How different from this is the usual practice! The physician is the creature of his education, and his treatment is sure not only not to follow Hygienic methods, but to rely upon drugs; for, he feels called upon to interfere with the workings of nature. He builds more and more complications as his treatment continues. The impropriety of calling such a harmful force into the sick-room should be plainly evident.

If you imagine, from the above, that you can so live as to produce trouble, and can, then, undergo a fast and a general upbuilding program, and, after recovery, be as you were before, you are mistaken. No disturbance of the normal course of the functions and no alterations of the structures of the body can pass away and leave things just as they were. A permanent damage is done; a "scar" is left behind that, while perhaps not immediately appreciable, is there to tell against you in the long run.

Resistance can be built up in every one to a greater or less extent, but probably never again to the point of original strength. For practical purposes, and granting a moderate degree of vigilance, every patient who has been relieved by Hygienic methods can increase his reserve of vitality to a point amply sufficient to meet the emergencies of a normal and active life. It will be wise to take account of stock frequently, and be ready to repeat from time to time, if necessary, the "rest cure," which gave nature her precious opportunity to rejuvenate him.

We stay "cured" until we build "disease" all over again. There is no permanent "cure" of any so-called "disease" and there is no so-called "disease" from which man suffers that will not stop when cause is removed. Stop smoking and heart weakness subsides; resume habitual smoking and heart weakness returns. This "kindergarten babel" is necessary because even educated people do not appear to know that, everything being equal, like causes produce like effects. The sober man becomes drunk again if he returns to drink; the "cured" man becomes sick again if he returns to a "disease"-producing mode of living.

The age-long quest for cures has been carried on from the point of view of "disease," not health. What will cure "disease," not upon what does health depend, has been the question in the minds of the searchers and researchers. The significance of the principle that "the whole needeth not a physician" has been missed. Nature aims at integrity--wholeness-- and the real Hygienist has inscribed on his banner--Integrity versus Patchwork. It is possible to attain such a high degree of health as to prevent us from being made ill by causes so slight as those suggested. On the other hand; a perfectly healthy person may easily become unhealthy through wrong living.

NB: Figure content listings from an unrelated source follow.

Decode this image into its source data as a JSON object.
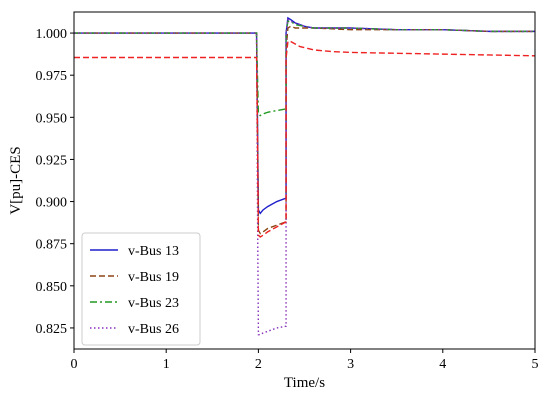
{
  "chart_data": {
    "type": "line",
    "title": "",
    "xlabel": "Time/s",
    "ylabel": "V[pu]-CES",
    "xlim": [
      0,
      5
    ],
    "ylim": [
      0.8125,
      1.0125
    ],
    "x_ticks": [
      0,
      1,
      2,
      3,
      4,
      5
    ],
    "x_tick_labels": [
      "0",
      "1",
      "2",
      "3",
      "4",
      "5"
    ],
    "y_ticks": [
      0.825,
      0.85,
      0.875,
      0.9,
      0.925,
      0.95,
      0.975,
      1.0
    ],
    "y_tick_labels": [
      "0.825",
      "0.850",
      "0.875",
      "0.900",
      "0.925",
      "0.950",
      "0.975",
      "1.000"
    ],
    "grid": false,
    "legend_position": "lower-left",
    "series": [
      {
        "name": "v-Bus 13",
        "color": "#1f1fcc",
        "dash": "solid",
        "x": [
          0,
          1.98,
          1.99,
          2.0,
          2.02,
          2.05,
          2.1,
          2.2,
          2.3,
          2.3,
          2.32,
          2.35,
          2.4,
          2.5,
          2.6,
          3.0,
          3.5,
          4.0,
          4.5,
          5.0
        ],
        "y": [
          1.0,
          1.0,
          0.95,
          0.895,
          0.893,
          0.895,
          0.897,
          0.9,
          0.902,
          1.0,
          1.009,
          1.008,
          1.006,
          1.004,
          1.003,
          1.003,
          1.002,
          1.002,
          1.001,
          1.001
        ]
      },
      {
        "name": "v-Bus 19",
        "color": "#8b4513",
        "dash": "dashed",
        "x": [
          0,
          1.98,
          1.99,
          2.0,
          2.02,
          2.05,
          2.1,
          2.2,
          2.3,
          2.3,
          2.32,
          2.35,
          2.4,
          2.5,
          2.6,
          3.0,
          3.5,
          4.0,
          4.5,
          5.0
        ],
        "y": [
          1.0,
          1.0,
          0.94,
          0.883,
          0.881,
          0.882,
          0.884,
          0.886,
          0.888,
          0.99,
          1.003,
          1.004,
          1.003,
          1.003,
          1.003,
          1.002,
          1.002,
          1.002,
          1.001,
          1.001
        ]
      },
      {
        "name": "v-Bus 23",
        "color": "#229922",
        "dash": "dashdot",
        "x": [
          0,
          1.98,
          1.99,
          2.0,
          2.02,
          2.05,
          2.1,
          2.2,
          2.3,
          2.3,
          2.32,
          2.35,
          2.4,
          2.5,
          2.6,
          3.0,
          3.5,
          4.0,
          4.5,
          5.0
        ],
        "y": [
          1.0,
          1.0,
          0.975,
          0.952,
          0.951,
          0.952,
          0.953,
          0.954,
          0.955,
          1.0,
          1.007,
          1.007,
          1.005,
          1.004,
          1.003,
          1.003,
          1.002,
          1.002,
          1.001,
          1.001
        ]
      },
      {
        "name": "v-Bus 26",
        "color": "#8833bb",
        "dash": "dotted",
        "x": [
          0,
          1.98,
          1.99,
          2.0,
          2.02,
          2.05,
          2.1,
          2.2,
          2.3,
          2.3,
          2.32,
          2.35,
          2.4,
          2.5,
          2.6,
          3.0,
          3.5,
          4.0,
          4.5,
          5.0
        ],
        "y": [
          1.0,
          1.0,
          0.9,
          0.821,
          0.821,
          0.822,
          0.823,
          0.825,
          0.826,
          1.0,
          1.008,
          1.007,
          1.006,
          1.004,
          1.003,
          1.003,
          1.002,
          1.002,
          1.001,
          1.001
        ]
      },
      {
        "name": "",
        "color": "#ee2222",
        "dash": "dashed",
        "x": [
          0,
          1.98,
          1.99,
          2.0,
          2.02,
          2.05,
          2.1,
          2.2,
          2.3,
          2.3,
          2.32,
          2.35,
          2.45,
          2.6,
          2.8,
          3.0,
          3.5,
          4.0,
          4.5,
          5.0
        ],
        "y": [
          0.9855,
          0.9855,
          0.94,
          0.88,
          0.879,
          0.88,
          0.882,
          0.885,
          0.888,
          0.985,
          0.995,
          0.995,
          0.992,
          0.99,
          0.989,
          0.9885,
          0.988,
          0.9875,
          0.987,
          0.9865
        ]
      }
    ]
  }
}
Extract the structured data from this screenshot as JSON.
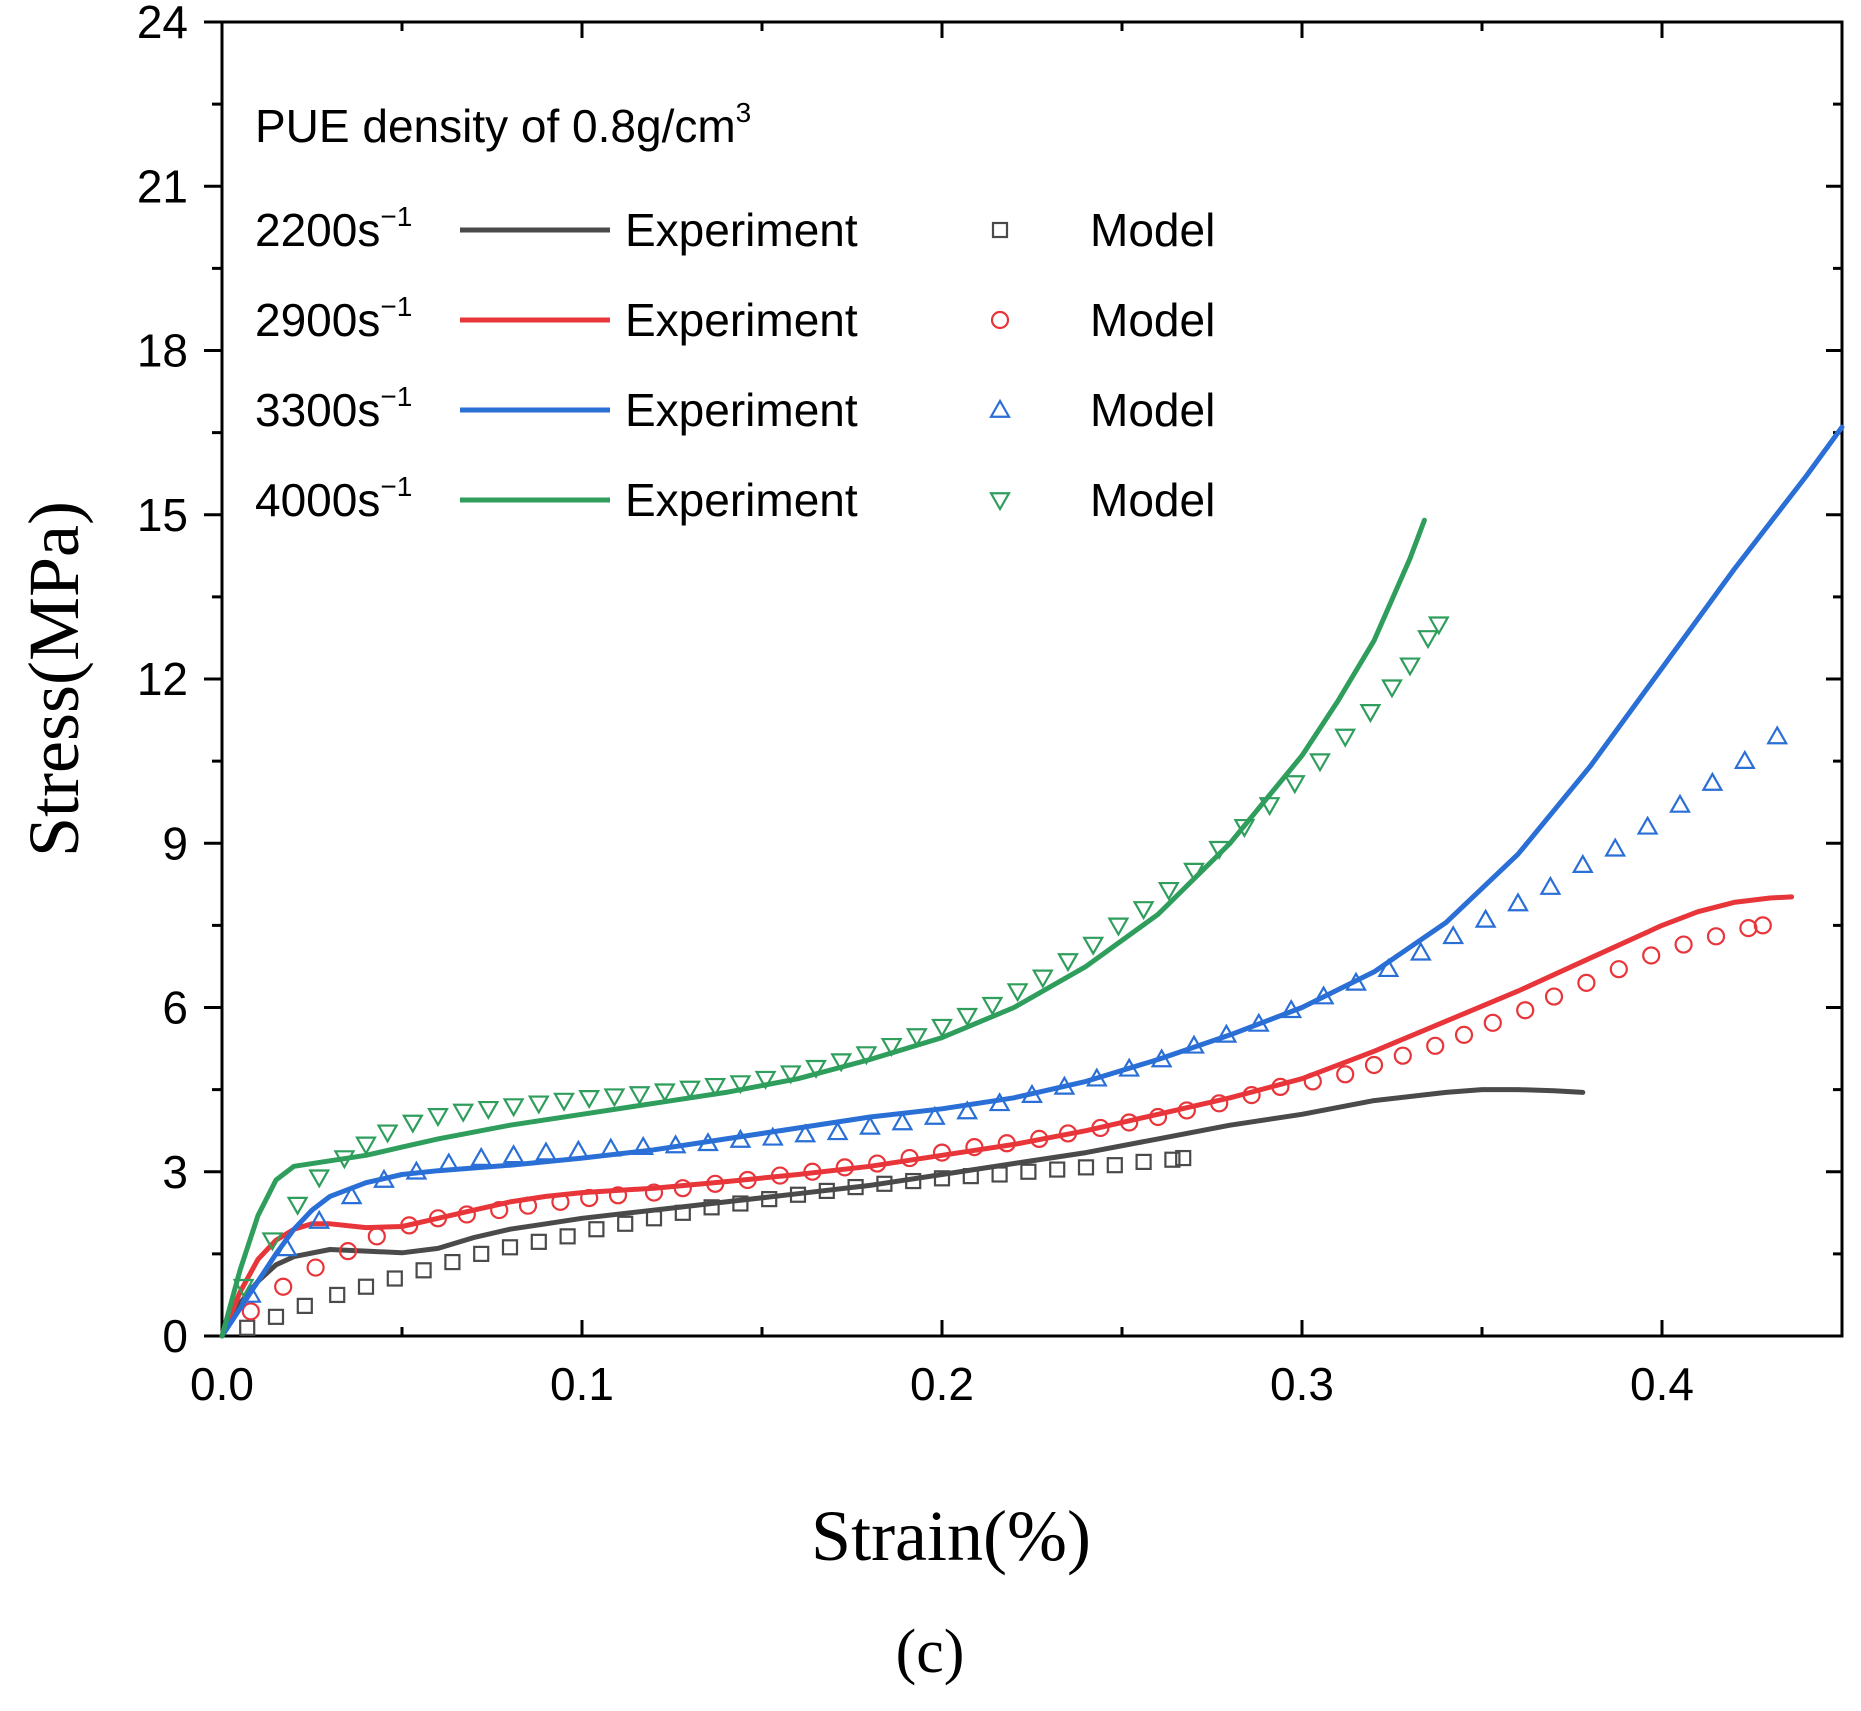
{
  "chart_data": {
    "type": "line",
    "title": "",
    "xlabel": "Strain(%)",
    "ylabel": "Stress(MPa)",
    "panel_label": "(c)",
    "xlim": [
      0.0,
      0.45
    ],
    "ylim": [
      0,
      24
    ],
    "xticks": [
      0.0,
      0.1,
      0.2,
      0.3,
      0.4
    ],
    "xtick_labels": [
      "0.0",
      "0.1",
      "0.2",
      "0.3",
      "0.4"
    ],
    "yticks": [
      0,
      3,
      6,
      9,
      12,
      15,
      18,
      21,
      24
    ],
    "ytick_labels": [
      "0",
      "3",
      "6",
      "9",
      "12",
      "15",
      "18",
      "21",
      "24"
    ],
    "grid": false,
    "legend": {
      "placement": "top-left",
      "title": "PUE density of 0.8g/cm",
      "title_sup": "3",
      "exp_label": "Experiment",
      "model_label": "Model"
    },
    "series": [
      {
        "rate": "2200s",
        "rate_sup": "−1",
        "color": "#4a4a4a",
        "marker": "square",
        "experiment": [
          [
            0.0,
            0.0
          ],
          [
            0.005,
            0.6
          ],
          [
            0.01,
            1.0
          ],
          [
            0.015,
            1.3
          ],
          [
            0.02,
            1.45
          ],
          [
            0.03,
            1.58
          ],
          [
            0.04,
            1.55
          ],
          [
            0.05,
            1.52
          ],
          [
            0.06,
            1.6
          ],
          [
            0.07,
            1.8
          ],
          [
            0.08,
            1.95
          ],
          [
            0.09,
            2.05
          ],
          [
            0.1,
            2.15
          ],
          [
            0.12,
            2.3
          ],
          [
            0.14,
            2.45
          ],
          [
            0.16,
            2.6
          ],
          [
            0.18,
            2.75
          ],
          [
            0.2,
            2.95
          ],
          [
            0.22,
            3.15
          ],
          [
            0.24,
            3.35
          ],
          [
            0.26,
            3.6
          ],
          [
            0.28,
            3.85
          ],
          [
            0.3,
            4.05
          ],
          [
            0.32,
            4.3
          ],
          [
            0.34,
            4.45
          ],
          [
            0.35,
            4.5
          ],
          [
            0.36,
            4.5
          ],
          [
            0.37,
            4.48
          ],
          [
            0.378,
            4.45
          ]
        ],
        "model": [
          [
            0.007,
            0.15
          ],
          [
            0.015,
            0.35
          ],
          [
            0.023,
            0.55
          ],
          [
            0.032,
            0.75
          ],
          [
            0.04,
            0.9
          ],
          [
            0.048,
            1.05
          ],
          [
            0.056,
            1.2
          ],
          [
            0.064,
            1.35
          ],
          [
            0.072,
            1.5
          ],
          [
            0.08,
            1.62
          ],
          [
            0.088,
            1.72
          ],
          [
            0.096,
            1.82
          ],
          [
            0.104,
            1.95
          ],
          [
            0.112,
            2.05
          ],
          [
            0.12,
            2.15
          ],
          [
            0.128,
            2.25
          ],
          [
            0.136,
            2.35
          ],
          [
            0.144,
            2.42
          ],
          [
            0.152,
            2.5
          ],
          [
            0.16,
            2.58
          ],
          [
            0.168,
            2.65
          ],
          [
            0.176,
            2.72
          ],
          [
            0.184,
            2.78
          ],
          [
            0.192,
            2.83
          ],
          [
            0.2,
            2.88
          ],
          [
            0.208,
            2.92
          ],
          [
            0.216,
            2.95
          ],
          [
            0.224,
            3.0
          ],
          [
            0.232,
            3.04
          ],
          [
            0.24,
            3.08
          ],
          [
            0.248,
            3.12
          ],
          [
            0.256,
            3.18
          ],
          [
            0.264,
            3.22
          ],
          [
            0.267,
            3.25
          ]
        ]
      },
      {
        "rate": "2900s",
        "rate_sup": "−1",
        "color": "#e8353a",
        "marker": "circle",
        "experiment": [
          [
            0.0,
            0.0
          ],
          [
            0.005,
            0.8
          ],
          [
            0.01,
            1.4
          ],
          [
            0.015,
            1.75
          ],
          [
            0.02,
            1.95
          ],
          [
            0.025,
            2.05
          ],
          [
            0.03,
            2.05
          ],
          [
            0.04,
            1.98
          ],
          [
            0.05,
            2.0
          ],
          [
            0.06,
            2.15
          ],
          [
            0.07,
            2.3
          ],
          [
            0.08,
            2.45
          ],
          [
            0.09,
            2.55
          ],
          [
            0.1,
            2.62
          ],
          [
            0.12,
            2.7
          ],
          [
            0.14,
            2.82
          ],
          [
            0.16,
            2.95
          ],
          [
            0.18,
            3.1
          ],
          [
            0.2,
            3.3
          ],
          [
            0.22,
            3.5
          ],
          [
            0.24,
            3.75
          ],
          [
            0.26,
            4.05
          ],
          [
            0.28,
            4.35
          ],
          [
            0.3,
            4.7
          ],
          [
            0.32,
            5.2
          ],
          [
            0.34,
            5.75
          ],
          [
            0.36,
            6.3
          ],
          [
            0.38,
            6.9
          ],
          [
            0.4,
            7.5
          ],
          [
            0.41,
            7.75
          ],
          [
            0.42,
            7.92
          ],
          [
            0.43,
            8.0
          ],
          [
            0.436,
            8.02
          ]
        ],
        "model": [
          [
            0.008,
            0.45
          ],
          [
            0.017,
            0.9
          ],
          [
            0.026,
            1.25
          ],
          [
            0.035,
            1.55
          ],
          [
            0.043,
            1.82
          ],
          [
            0.052,
            2.02
          ],
          [
            0.06,
            2.15
          ],
          [
            0.068,
            2.22
          ],
          [
            0.077,
            2.3
          ],
          [
            0.085,
            2.38
          ],
          [
            0.094,
            2.45
          ],
          [
            0.102,
            2.52
          ],
          [
            0.11,
            2.57
          ],
          [
            0.12,
            2.62
          ],
          [
            0.128,
            2.7
          ],
          [
            0.137,
            2.78
          ],
          [
            0.146,
            2.85
          ],
          [
            0.155,
            2.93
          ],
          [
            0.164,
            3.0
          ],
          [
            0.173,
            3.08
          ],
          [
            0.182,
            3.15
          ],
          [
            0.191,
            3.25
          ],
          [
            0.2,
            3.35
          ],
          [
            0.209,
            3.45
          ],
          [
            0.218,
            3.52
          ],
          [
            0.227,
            3.6
          ],
          [
            0.235,
            3.7
          ],
          [
            0.244,
            3.8
          ],
          [
            0.252,
            3.9
          ],
          [
            0.26,
            4.0
          ],
          [
            0.268,
            4.12
          ],
          [
            0.277,
            4.25
          ],
          [
            0.286,
            4.4
          ],
          [
            0.294,
            4.55
          ],
          [
            0.303,
            4.65
          ],
          [
            0.312,
            4.78
          ],
          [
            0.32,
            4.95
          ],
          [
            0.328,
            5.12
          ],
          [
            0.337,
            5.3
          ],
          [
            0.345,
            5.5
          ],
          [
            0.353,
            5.72
          ],
          [
            0.362,
            5.95
          ],
          [
            0.37,
            6.2
          ],
          [
            0.379,
            6.45
          ],
          [
            0.388,
            6.7
          ],
          [
            0.397,
            6.95
          ],
          [
            0.406,
            7.15
          ],
          [
            0.415,
            7.3
          ],
          [
            0.424,
            7.45
          ],
          [
            0.428,
            7.5
          ]
        ]
      },
      {
        "rate": "3300s",
        "rate_sup": "−1",
        "color": "#2a6fd6",
        "marker": "triangle-up",
        "experiment": [
          [
            0.0,
            0.0
          ],
          [
            0.005,
            0.5
          ],
          [
            0.01,
            1.0
          ],
          [
            0.015,
            1.5
          ],
          [
            0.02,
            1.95
          ],
          [
            0.025,
            2.3
          ],
          [
            0.03,
            2.55
          ],
          [
            0.04,
            2.8
          ],
          [
            0.05,
            2.95
          ],
          [
            0.06,
            3.02
          ],
          [
            0.08,
            3.12
          ],
          [
            0.1,
            3.25
          ],
          [
            0.12,
            3.4
          ],
          [
            0.14,
            3.6
          ],
          [
            0.16,
            3.8
          ],
          [
            0.18,
            4.0
          ],
          [
            0.2,
            4.15
          ],
          [
            0.22,
            4.35
          ],
          [
            0.24,
            4.65
          ],
          [
            0.26,
            5.05
          ],
          [
            0.28,
            5.5
          ],
          [
            0.3,
            6.0
          ],
          [
            0.32,
            6.65
          ],
          [
            0.34,
            7.55
          ],
          [
            0.36,
            8.8
          ],
          [
            0.38,
            10.4
          ],
          [
            0.4,
            12.2
          ],
          [
            0.42,
            14.0
          ],
          [
            0.44,
            15.7
          ],
          [
            0.45,
            16.6
          ]
        ],
        "model": [
          [
            0.008,
            0.75
          ],
          [
            0.018,
            1.6
          ],
          [
            0.027,
            2.1
          ],
          [
            0.036,
            2.55
          ],
          [
            0.045,
            2.85
          ],
          [
            0.054,
            3.0
          ],
          [
            0.063,
            3.15
          ],
          [
            0.072,
            3.25
          ],
          [
            0.081,
            3.3
          ],
          [
            0.09,
            3.35
          ],
          [
            0.099,
            3.38
          ],
          [
            0.108,
            3.42
          ],
          [
            0.117,
            3.45
          ],
          [
            0.126,
            3.48
          ],
          [
            0.135,
            3.52
          ],
          [
            0.144,
            3.58
          ],
          [
            0.153,
            3.62
          ],
          [
            0.162,
            3.68
          ],
          [
            0.171,
            3.72
          ],
          [
            0.18,
            3.82
          ],
          [
            0.189,
            3.9
          ],
          [
            0.198,
            4.0
          ],
          [
            0.207,
            4.1
          ],
          [
            0.216,
            4.25
          ],
          [
            0.225,
            4.4
          ],
          [
            0.234,
            4.55
          ],
          [
            0.243,
            4.7
          ],
          [
            0.252,
            4.88
          ],
          [
            0.261,
            5.05
          ],
          [
            0.27,
            5.3
          ],
          [
            0.279,
            5.5
          ],
          [
            0.288,
            5.7
          ],
          [
            0.297,
            5.95
          ],
          [
            0.306,
            6.2
          ],
          [
            0.315,
            6.45
          ],
          [
            0.324,
            6.7
          ],
          [
            0.333,
            7.0
          ],
          [
            0.342,
            7.3
          ],
          [
            0.351,
            7.6
          ],
          [
            0.36,
            7.9
          ],
          [
            0.369,
            8.2
          ],
          [
            0.378,
            8.6
          ],
          [
            0.387,
            8.9
          ],
          [
            0.396,
            9.3
          ],
          [
            0.405,
            9.7
          ],
          [
            0.414,
            10.1
          ],
          [
            0.423,
            10.5
          ],
          [
            0.432,
            10.95
          ]
        ]
      },
      {
        "rate": "4000s",
        "rate_sup": "−1",
        "color": "#2f9e5c",
        "marker": "triangle-down",
        "experiment": [
          [
            0.0,
            0.0
          ],
          [
            0.005,
            1.2
          ],
          [
            0.01,
            2.2
          ],
          [
            0.015,
            2.85
          ],
          [
            0.02,
            3.1
          ],
          [
            0.03,
            3.2
          ],
          [
            0.04,
            3.3
          ],
          [
            0.05,
            3.45
          ],
          [
            0.06,
            3.6
          ],
          [
            0.08,
            3.85
          ],
          [
            0.1,
            4.05
          ],
          [
            0.12,
            4.25
          ],
          [
            0.14,
            4.45
          ],
          [
            0.16,
            4.7
          ],
          [
            0.18,
            5.05
          ],
          [
            0.2,
            5.45
          ],
          [
            0.22,
            6.0
          ],
          [
            0.24,
            6.75
          ],
          [
            0.26,
            7.7
          ],
          [
            0.28,
            9.0
          ],
          [
            0.3,
            10.6
          ],
          [
            0.31,
            11.6
          ],
          [
            0.32,
            12.7
          ],
          [
            0.33,
            14.2
          ],
          [
            0.334,
            14.9
          ]
        ],
        "model": [
          [
            0.006,
            0.9
          ],
          [
            0.014,
            1.75
          ],
          [
            0.021,
            2.4
          ],
          [
            0.027,
            2.9
          ],
          [
            0.034,
            3.25
          ],
          [
            0.04,
            3.5
          ],
          [
            0.046,
            3.72
          ],
          [
            0.053,
            3.9
          ],
          [
            0.06,
            4.02
          ],
          [
            0.067,
            4.1
          ],
          [
            0.074,
            4.15
          ],
          [
            0.081,
            4.2
          ],
          [
            0.088,
            4.25
          ],
          [
            0.095,
            4.3
          ],
          [
            0.102,
            4.35
          ],
          [
            0.109,
            4.38
          ],
          [
            0.116,
            4.42
          ],
          [
            0.123,
            4.47
          ],
          [
            0.13,
            4.52
          ],
          [
            0.137,
            4.57
          ],
          [
            0.144,
            4.62
          ],
          [
            0.151,
            4.7
          ],
          [
            0.158,
            4.8
          ],
          [
            0.165,
            4.9
          ],
          [
            0.172,
            5.02
          ],
          [
            0.179,
            5.15
          ],
          [
            0.186,
            5.3
          ],
          [
            0.193,
            5.48
          ],
          [
            0.2,
            5.65
          ],
          [
            0.207,
            5.85
          ],
          [
            0.214,
            6.05
          ],
          [
            0.221,
            6.3
          ],
          [
            0.228,
            6.55
          ],
          [
            0.235,
            6.85
          ],
          [
            0.242,
            7.15
          ],
          [
            0.249,
            7.5
          ],
          [
            0.256,
            7.8
          ],
          [
            0.263,
            8.15
          ],
          [
            0.27,
            8.5
          ],
          [
            0.277,
            8.9
          ],
          [
            0.284,
            9.3
          ],
          [
            0.291,
            9.7
          ],
          [
            0.298,
            10.1
          ],
          [
            0.305,
            10.5
          ],
          [
            0.312,
            10.95
          ],
          [
            0.319,
            11.4
          ],
          [
            0.325,
            11.85
          ],
          [
            0.33,
            12.25
          ],
          [
            0.335,
            12.75
          ],
          [
            0.338,
            13.0
          ]
        ]
      }
    ]
  }
}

I am not interested so much in teaching you how to repair yourself after wrong eating and bad living habits have damaged you, as I am in teaching you how to live and eat to avoid the damages.

Health is above all a matter of nutritive, vital and psychical hygiene, and cannot be acquired through unwise treatments which limit themselves to the destruction of microbes or to the chemical (drug), mechanical, thermal, electrical and emotional overexcitation of certain organic functions and processes. There is always the temptation for the practitioner to rely upon his "remedies" and neglect the benefits of healthful circumstances.

We must put our physiological house in order, not by myriads of local treatments as physicians, with a financial interest in our suffering, are bent upon doing, but by duly adjusting ourselves to the ordered harmony of Nature upon which every organ and function in our body depends. We cannot expect Nature to alter herself and accommodate herself to our morbid appetances and selfish ends. Our real object is to bring self-knowledge to the people and teach them to guide themselves. The patient cannot learn these if he is taught the current conceptions of sickness (microbes, exposure, etc.) and the current conceptions of cure obtained through a purely symptomatic fight with the exclusive assistance of drugs, serums, and knives.